China’s economy in 2016 stabilized and deflation pressures eased. The People’s Bank of China may even lower interest rates further while attempting to ease the pressure from high debt levels. However, all of this could come to a screeching halt if Trump gets into a major trade riff with China.

Donald Trump candidate called China a currency manipulator and promised to add a huge tariff to all Chinese imports. He also talked about ending, what he considers to be unfavorable trade agreements. Trump could create a major anti-trade situation with China that could spread to other emerging markets.

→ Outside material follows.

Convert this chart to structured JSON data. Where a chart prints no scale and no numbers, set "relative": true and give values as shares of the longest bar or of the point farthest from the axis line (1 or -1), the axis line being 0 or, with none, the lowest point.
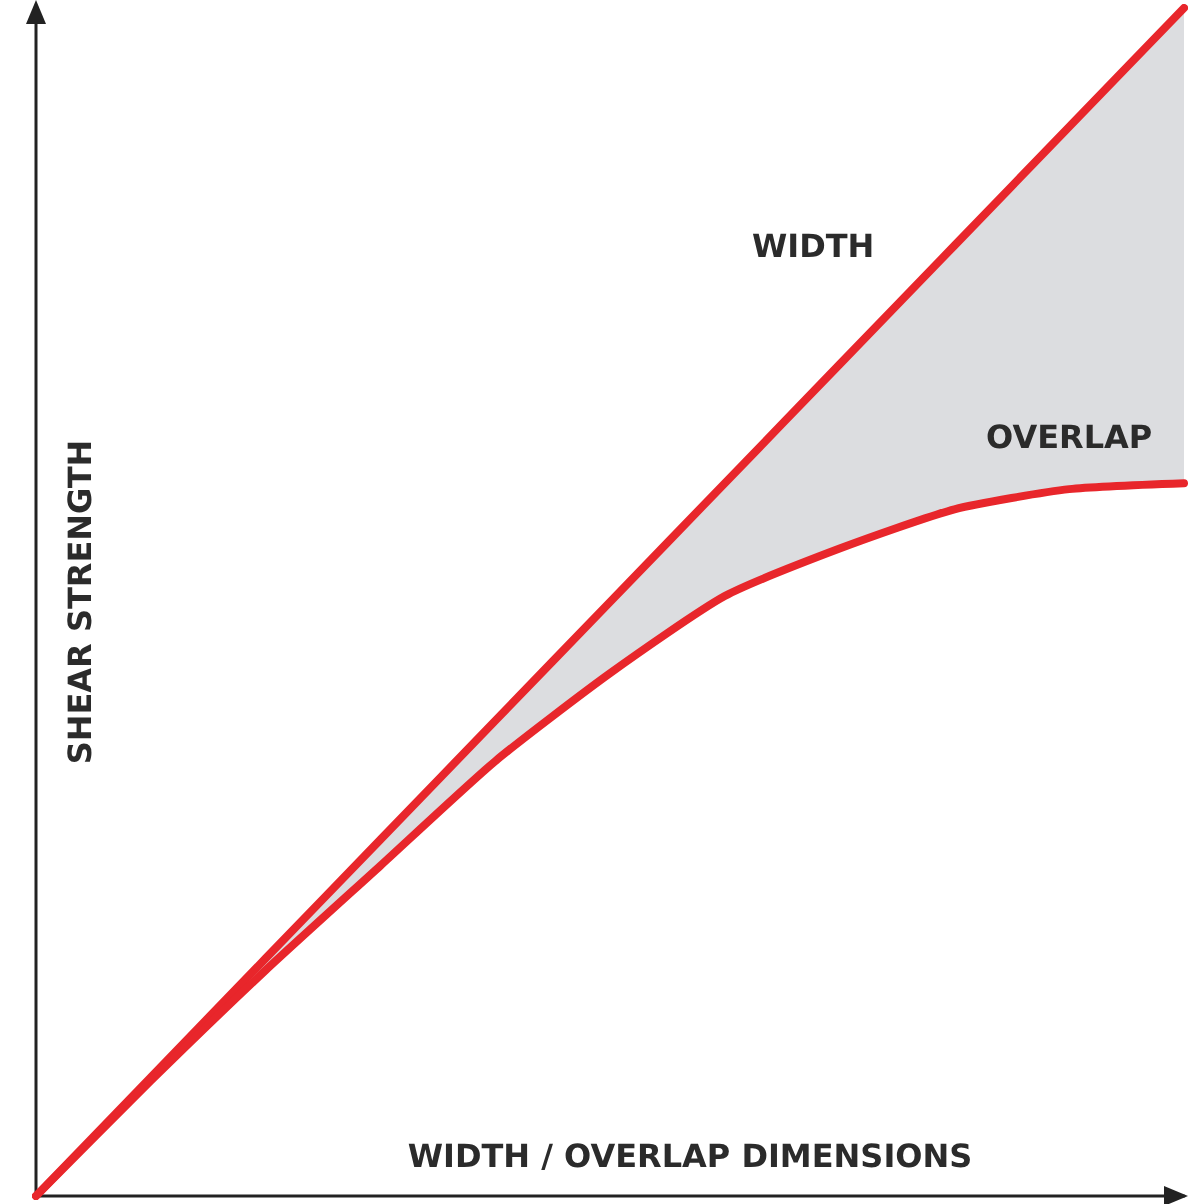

  1. End of the Global Monetary Policy Easing Cycle

Will 2017 see the end of rate cuts and quantitative easing? 2016 ended with the global economy showing signs of an upturn. However, the U.S. was the only country that raised its benchmark interest rate. Questions remain about the other major central banks. Will the Bank of England be forced to take action to prop up the U.K. economy or the British Pound? Will the European Central Bank begin to taper or set an end date for its quantitative easing program? Will the ECB and the Bank of Japan be forced by rising interest rates to abandon its negative interest rate policy? Are the Australian and New Zealand economies ready for a rate hike?

  1. Trump’s Economic Policies will Clash with Fed Policy

Trump went head to head with Fed Chair Janet Yellen during the presidential campaign, but both seem to have made nice since Trump won the election. Although the Fed has said there is nothing wrong with stimulating the economy through fiscal spending like Trump plans to do, they have said that the spending carries a lot of responsibility.

Trump’s policies are expected to be inflationary. The Fed has some leeway there since consumer inflation is currently below their 2.0% target, but how high will the central bank allow inflation to rise above this level before it takes action to drive inflation back down?

Trump has also promised jobs, but Yellen says that the U.S. labor market has improved enough so that it will not need big government spending to reach full employment. She even went as far as to say that her predecessor at the Fed, Ben Bernanke, called for fiscal stimulus when “employment was much higher than it is now.”

Trump and the Fed are going to fight this year over how much stimulus is appropriate which could cast doubts on whether Trump gets the $1 Trillion he has promised to rebuilt the infrastructure of the U.S.